Plotting the Distributions:

ggplot(hdd, aes(Aidmv)) + geom_histogram() + facet_grid(~Race,scales = "free")+geom_vline(data=rf_mean,aes(xintercept=mean), color="red",linetype = "dashed",size = 1)+xlab("First Differences Mean Value ")+ theme(panel.background = element_rect(fill = "aliceblue",colour = "aliceblue"))

Result and Limitation :

By conducting simulation base count data regression analysis, I can say that my hypothesis was right that different factor like race, sext and amount of people diagnoses does effect on AIDS diagnoses count. Nevertheless, the important variables that I could not control for were age and income and this variables can effect the number of ADIS diagnosos.The dataset doesn’t contain those variable. Therefore, my analysis can have potential bias, but like every mode, my model is not perfect.

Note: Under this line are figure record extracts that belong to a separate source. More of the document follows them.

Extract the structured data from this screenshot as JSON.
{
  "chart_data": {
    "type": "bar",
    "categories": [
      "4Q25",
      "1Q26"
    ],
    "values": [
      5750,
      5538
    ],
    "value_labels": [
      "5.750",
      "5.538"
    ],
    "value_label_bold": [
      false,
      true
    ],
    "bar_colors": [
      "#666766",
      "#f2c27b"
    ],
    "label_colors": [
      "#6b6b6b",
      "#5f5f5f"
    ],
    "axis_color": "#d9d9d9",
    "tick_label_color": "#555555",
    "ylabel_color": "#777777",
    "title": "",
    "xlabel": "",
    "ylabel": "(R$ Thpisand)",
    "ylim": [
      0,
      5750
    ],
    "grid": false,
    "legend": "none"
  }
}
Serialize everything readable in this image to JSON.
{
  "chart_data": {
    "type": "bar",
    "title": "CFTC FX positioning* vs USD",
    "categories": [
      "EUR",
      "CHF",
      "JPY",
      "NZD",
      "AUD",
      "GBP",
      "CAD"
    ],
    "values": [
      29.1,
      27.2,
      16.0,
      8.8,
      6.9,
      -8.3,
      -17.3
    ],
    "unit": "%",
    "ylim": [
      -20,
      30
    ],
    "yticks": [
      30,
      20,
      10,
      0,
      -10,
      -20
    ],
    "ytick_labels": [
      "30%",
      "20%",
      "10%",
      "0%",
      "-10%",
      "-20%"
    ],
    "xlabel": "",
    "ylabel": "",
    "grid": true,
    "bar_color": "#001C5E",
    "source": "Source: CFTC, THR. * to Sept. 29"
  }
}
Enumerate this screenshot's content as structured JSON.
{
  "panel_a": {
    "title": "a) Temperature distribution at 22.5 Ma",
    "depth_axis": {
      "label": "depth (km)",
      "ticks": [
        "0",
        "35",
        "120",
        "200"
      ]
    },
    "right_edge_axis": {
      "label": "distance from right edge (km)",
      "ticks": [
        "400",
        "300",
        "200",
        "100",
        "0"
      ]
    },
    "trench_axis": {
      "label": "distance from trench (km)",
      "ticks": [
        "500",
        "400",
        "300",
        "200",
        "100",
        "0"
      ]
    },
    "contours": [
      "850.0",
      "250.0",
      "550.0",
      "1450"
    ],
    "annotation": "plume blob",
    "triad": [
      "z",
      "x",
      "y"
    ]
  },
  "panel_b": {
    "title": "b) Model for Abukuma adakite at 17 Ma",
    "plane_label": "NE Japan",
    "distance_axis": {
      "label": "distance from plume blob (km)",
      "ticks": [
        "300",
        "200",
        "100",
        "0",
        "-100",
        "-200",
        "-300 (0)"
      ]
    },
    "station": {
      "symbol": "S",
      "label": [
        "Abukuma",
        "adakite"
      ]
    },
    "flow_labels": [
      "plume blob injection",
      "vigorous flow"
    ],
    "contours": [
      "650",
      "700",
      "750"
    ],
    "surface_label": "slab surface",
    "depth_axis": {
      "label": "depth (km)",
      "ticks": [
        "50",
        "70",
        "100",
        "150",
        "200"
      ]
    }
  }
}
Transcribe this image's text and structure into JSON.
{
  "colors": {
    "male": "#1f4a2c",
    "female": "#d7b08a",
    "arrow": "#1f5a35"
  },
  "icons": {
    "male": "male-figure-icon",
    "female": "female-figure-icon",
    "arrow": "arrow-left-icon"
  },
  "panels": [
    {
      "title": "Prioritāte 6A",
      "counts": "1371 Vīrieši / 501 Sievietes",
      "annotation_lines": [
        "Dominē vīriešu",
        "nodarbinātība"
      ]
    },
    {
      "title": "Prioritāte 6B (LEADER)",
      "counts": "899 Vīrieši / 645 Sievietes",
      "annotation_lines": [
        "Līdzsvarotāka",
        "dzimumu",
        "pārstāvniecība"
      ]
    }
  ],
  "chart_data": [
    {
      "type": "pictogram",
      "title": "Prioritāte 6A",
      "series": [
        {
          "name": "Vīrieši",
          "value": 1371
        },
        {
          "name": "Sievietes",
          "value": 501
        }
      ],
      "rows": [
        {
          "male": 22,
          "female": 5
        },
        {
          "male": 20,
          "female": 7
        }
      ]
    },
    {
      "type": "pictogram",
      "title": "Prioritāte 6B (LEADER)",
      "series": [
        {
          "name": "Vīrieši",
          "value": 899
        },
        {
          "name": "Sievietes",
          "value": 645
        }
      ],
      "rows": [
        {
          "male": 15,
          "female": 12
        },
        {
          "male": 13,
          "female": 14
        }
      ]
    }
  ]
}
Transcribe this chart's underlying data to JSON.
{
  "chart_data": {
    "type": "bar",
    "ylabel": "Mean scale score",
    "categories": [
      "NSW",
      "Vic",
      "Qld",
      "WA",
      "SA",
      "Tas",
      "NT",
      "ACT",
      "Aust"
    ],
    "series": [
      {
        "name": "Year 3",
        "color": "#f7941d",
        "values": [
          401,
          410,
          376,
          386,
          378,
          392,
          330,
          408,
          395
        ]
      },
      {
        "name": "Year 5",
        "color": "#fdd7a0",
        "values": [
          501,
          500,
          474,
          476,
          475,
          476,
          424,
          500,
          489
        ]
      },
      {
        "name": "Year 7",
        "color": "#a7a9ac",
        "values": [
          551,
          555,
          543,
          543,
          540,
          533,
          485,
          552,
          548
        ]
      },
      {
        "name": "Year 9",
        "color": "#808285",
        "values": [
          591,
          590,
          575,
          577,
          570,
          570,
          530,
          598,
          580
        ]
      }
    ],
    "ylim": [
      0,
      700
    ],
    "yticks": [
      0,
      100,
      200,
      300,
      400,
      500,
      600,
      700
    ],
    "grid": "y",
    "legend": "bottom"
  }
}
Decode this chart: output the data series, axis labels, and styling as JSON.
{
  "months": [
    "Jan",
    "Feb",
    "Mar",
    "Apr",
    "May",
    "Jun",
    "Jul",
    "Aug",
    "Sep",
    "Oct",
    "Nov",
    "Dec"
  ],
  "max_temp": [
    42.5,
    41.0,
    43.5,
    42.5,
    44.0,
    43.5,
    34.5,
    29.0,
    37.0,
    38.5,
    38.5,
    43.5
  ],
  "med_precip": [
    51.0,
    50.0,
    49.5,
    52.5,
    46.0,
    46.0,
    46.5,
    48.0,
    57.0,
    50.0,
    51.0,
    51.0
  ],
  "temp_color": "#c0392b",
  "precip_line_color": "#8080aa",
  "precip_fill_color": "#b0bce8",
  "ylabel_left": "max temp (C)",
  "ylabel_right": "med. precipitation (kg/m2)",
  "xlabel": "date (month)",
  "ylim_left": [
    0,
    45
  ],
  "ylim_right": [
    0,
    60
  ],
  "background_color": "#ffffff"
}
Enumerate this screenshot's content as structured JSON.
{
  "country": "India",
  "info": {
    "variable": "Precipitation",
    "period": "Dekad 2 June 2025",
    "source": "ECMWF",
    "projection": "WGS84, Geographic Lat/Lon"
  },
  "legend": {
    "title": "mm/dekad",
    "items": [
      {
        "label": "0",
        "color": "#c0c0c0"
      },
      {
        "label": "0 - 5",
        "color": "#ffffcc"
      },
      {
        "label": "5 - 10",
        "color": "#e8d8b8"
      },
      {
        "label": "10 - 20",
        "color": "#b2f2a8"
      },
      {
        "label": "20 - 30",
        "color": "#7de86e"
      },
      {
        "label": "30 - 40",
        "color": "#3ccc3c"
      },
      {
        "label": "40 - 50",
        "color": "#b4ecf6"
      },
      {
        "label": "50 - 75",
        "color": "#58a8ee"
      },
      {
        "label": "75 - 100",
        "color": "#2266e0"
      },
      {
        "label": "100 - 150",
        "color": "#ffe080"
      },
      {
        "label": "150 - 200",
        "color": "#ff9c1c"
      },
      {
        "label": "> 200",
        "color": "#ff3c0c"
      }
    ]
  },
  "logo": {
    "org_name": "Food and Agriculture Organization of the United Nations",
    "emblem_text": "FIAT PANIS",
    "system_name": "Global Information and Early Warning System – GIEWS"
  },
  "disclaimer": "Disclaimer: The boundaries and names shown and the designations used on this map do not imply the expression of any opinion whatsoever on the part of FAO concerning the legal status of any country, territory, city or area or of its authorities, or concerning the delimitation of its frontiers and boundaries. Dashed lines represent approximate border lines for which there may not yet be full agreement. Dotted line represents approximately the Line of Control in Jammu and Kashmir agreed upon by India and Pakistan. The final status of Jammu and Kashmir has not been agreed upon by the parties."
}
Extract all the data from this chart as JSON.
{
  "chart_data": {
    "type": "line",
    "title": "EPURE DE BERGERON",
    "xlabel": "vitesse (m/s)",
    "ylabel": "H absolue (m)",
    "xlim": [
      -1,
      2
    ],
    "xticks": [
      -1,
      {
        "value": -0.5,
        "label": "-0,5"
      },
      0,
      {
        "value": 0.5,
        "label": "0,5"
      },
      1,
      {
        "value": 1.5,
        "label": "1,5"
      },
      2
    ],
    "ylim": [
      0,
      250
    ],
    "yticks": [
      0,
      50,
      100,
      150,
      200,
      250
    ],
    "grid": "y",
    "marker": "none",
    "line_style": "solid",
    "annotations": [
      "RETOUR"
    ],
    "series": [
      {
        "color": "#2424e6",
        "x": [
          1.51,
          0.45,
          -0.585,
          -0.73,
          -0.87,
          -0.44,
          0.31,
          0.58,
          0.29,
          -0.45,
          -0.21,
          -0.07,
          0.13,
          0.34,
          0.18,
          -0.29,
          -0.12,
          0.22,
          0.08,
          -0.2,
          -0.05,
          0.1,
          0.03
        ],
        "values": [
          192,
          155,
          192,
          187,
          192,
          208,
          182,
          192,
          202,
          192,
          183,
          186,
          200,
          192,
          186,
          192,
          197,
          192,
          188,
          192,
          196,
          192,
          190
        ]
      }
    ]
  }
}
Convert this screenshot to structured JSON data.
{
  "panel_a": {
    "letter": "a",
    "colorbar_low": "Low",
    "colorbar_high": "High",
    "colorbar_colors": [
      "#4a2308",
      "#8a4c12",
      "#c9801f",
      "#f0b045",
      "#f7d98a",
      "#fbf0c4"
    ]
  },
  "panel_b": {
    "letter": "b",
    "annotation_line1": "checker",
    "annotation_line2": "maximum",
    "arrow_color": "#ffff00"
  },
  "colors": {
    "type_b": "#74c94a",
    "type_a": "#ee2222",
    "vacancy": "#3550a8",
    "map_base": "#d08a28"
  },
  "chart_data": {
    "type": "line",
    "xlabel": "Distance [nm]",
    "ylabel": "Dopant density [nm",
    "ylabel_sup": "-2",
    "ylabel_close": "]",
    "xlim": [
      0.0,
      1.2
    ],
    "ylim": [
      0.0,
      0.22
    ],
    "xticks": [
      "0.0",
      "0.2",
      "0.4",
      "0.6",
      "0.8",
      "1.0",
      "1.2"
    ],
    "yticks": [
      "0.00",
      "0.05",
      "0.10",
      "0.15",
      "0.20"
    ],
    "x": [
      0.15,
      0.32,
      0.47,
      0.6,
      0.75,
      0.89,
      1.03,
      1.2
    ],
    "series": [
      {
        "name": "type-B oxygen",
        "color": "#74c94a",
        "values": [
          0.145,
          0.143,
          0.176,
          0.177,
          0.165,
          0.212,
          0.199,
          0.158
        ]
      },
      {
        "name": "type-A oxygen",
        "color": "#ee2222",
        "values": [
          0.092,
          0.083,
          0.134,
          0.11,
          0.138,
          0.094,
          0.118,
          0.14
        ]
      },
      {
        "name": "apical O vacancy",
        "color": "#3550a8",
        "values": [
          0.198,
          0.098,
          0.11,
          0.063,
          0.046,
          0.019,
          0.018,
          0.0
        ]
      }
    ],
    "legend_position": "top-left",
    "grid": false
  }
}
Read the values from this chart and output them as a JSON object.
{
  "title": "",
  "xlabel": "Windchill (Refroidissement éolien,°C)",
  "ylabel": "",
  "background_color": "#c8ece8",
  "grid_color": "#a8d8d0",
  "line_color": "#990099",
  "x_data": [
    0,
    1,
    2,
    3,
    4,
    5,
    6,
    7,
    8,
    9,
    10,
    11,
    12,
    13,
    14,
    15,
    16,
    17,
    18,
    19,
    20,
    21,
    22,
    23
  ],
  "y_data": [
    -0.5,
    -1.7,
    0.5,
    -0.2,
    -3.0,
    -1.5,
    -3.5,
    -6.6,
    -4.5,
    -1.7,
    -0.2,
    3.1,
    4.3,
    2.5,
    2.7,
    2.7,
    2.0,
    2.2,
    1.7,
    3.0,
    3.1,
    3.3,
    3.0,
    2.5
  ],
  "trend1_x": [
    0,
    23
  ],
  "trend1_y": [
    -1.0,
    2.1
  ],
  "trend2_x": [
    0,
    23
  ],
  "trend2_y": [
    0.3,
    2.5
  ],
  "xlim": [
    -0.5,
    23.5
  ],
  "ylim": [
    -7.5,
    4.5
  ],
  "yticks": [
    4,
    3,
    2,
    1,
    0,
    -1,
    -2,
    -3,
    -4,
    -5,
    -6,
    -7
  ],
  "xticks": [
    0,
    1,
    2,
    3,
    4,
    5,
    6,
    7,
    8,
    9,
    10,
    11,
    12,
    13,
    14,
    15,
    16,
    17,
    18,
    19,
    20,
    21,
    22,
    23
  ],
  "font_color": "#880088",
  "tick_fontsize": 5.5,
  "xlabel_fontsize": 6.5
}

Some More Visitation Using jtools(Without Zelig):

#My Best Model from Zelig

library(jtools)
a.test <- glm(TOTAL.NUMBER.OF.AIDS.DIAGNOSES~SEX* RACE.ETHNICITY+TOTAL.NUMBER.OF.HIV.DIAGNOSES  +TOTAL.NUMBER.OF.CONCURRENT.HIV.AIDS.DIAGNOSES + YEAR, family = poisson(link = "log"), data = hiv)

Creating Poisson Regression Coefficient Plots With ggplot2:

plot_summs(a.test, scale = TRUE, exp = TRUE,color.class = "forestgreen")+ theme(panel.background = element_rect(fill = "aliceblue",colour = "aliceblue"))

We can see White Race are significantly differ from other in term how sprade the coefficient are, as we saw before in the expected mean of female AID diagnoses which are really low compare to male.

Ploting Race:

effect_plot(a.test, pred=RACE.ETHNICITY, int.width = .8,colors="forestgreen")+ theme(panel.background = element_rect(fill = "aliceblue",colour = "aliceblue"))

This Shows that even though White Female significantly less likely to diagnosis with AIDS than male(from our previous simulation) but model prediction that overall whites are less likely to have AIDS diagnoses compare to Black

Ploting Number of HIV Diagnoses:

effect_plot(a.test, pred = TOTAL.NUMBER.OF.HIV.DIAGNOSES,colors='forestgreen')+ theme(panel.background = element_rect(fill = "aliceblue",colour = "aliceblue"))

As number of HIV Diagnosis increase the number of AIDS increase which we saw before.